Norlha's Innovative Approach
Norlha is the Tibetan Plateau’s first yak khullu atelier. We opened our doors in 2007 in Ritoma Village, a nomad settlement comprising 230 families, 6000 yaks and 20,000 sheep. We now employ 130 people, all former nomads or members of nomad families, who have spun, woven and felted for generations. Still, creating a modern, marketable product required thinking and innovation as the local tools, drop spindles and blackstrap looms, were not conducive to commercially viable production. We innovated by using outside technology, importing charkhas and flying shuttle looms from India and Nepal, both ideal for a village based industry. For felting, we combined modern technology and the traditional knowledge and techniques of the local women.
Artisans of Norlha
Norlha’s first employees had never done anything other than herding, and most had never seen the inside of a classroom. Still, they applied their natural skills to weaving, felting and administering. In the past six years, we have employed an increasing number of young people who though born as nomads, attended some school and prefer a job to herding. The yak has brought change with continuity and this new generation of rural Tibetans an alternative way or life, offering access to today’s world while remaining rooted in their environment.

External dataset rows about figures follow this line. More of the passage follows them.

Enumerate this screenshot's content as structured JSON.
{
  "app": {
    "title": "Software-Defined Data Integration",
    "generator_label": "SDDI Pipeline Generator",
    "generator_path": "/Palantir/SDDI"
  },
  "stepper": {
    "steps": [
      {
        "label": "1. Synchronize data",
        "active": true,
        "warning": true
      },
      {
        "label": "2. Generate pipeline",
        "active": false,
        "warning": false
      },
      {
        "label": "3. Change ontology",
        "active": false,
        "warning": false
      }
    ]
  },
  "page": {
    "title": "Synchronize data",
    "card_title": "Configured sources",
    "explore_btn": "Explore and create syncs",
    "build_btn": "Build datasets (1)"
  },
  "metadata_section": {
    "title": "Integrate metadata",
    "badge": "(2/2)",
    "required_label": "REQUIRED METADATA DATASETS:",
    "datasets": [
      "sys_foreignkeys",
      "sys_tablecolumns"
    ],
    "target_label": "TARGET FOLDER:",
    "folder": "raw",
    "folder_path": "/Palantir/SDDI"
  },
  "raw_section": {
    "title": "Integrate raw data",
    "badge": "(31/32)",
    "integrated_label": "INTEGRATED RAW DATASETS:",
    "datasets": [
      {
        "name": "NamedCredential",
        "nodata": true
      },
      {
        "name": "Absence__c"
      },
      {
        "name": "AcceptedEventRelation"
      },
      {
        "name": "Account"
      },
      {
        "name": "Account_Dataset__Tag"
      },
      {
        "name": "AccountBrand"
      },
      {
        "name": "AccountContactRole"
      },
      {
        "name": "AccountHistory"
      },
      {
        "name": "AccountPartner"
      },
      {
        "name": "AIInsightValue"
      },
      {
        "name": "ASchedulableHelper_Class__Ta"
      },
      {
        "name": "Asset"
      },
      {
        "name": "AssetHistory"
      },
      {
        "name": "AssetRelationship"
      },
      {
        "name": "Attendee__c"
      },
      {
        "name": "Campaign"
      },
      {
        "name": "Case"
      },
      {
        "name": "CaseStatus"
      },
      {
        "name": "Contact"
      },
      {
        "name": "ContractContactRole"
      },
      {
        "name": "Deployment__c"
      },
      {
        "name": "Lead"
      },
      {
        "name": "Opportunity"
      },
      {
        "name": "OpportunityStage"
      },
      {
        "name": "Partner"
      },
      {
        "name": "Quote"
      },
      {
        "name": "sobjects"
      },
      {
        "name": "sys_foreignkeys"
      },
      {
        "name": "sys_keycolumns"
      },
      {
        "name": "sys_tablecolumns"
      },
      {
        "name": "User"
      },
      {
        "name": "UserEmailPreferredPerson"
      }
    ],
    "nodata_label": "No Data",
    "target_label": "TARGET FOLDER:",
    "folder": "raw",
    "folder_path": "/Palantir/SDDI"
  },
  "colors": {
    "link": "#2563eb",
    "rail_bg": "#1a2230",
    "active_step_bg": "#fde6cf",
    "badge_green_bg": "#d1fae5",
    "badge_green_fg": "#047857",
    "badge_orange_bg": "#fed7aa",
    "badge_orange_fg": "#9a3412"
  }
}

8 Artisans for every scarf
It takes eight different skilled artisans to make a single Norlha scarf
Norlha's most intricate piece takes over 100 days for a single artisan to complete
40,000+ Training hours
Since its founding in '07, Norlha has spent 40,000+ hours training local nomads in vocational, management & textile skills
$4M On local salaries
Since its founding Norlha has provided over $4M USD in local salaries
Masters of their craft. Keepers of their heritage.
Handloom weaving is a team activity that requires coordination, patience and skill.
Norlha’s felters combined their traditional felting experience with modern technology.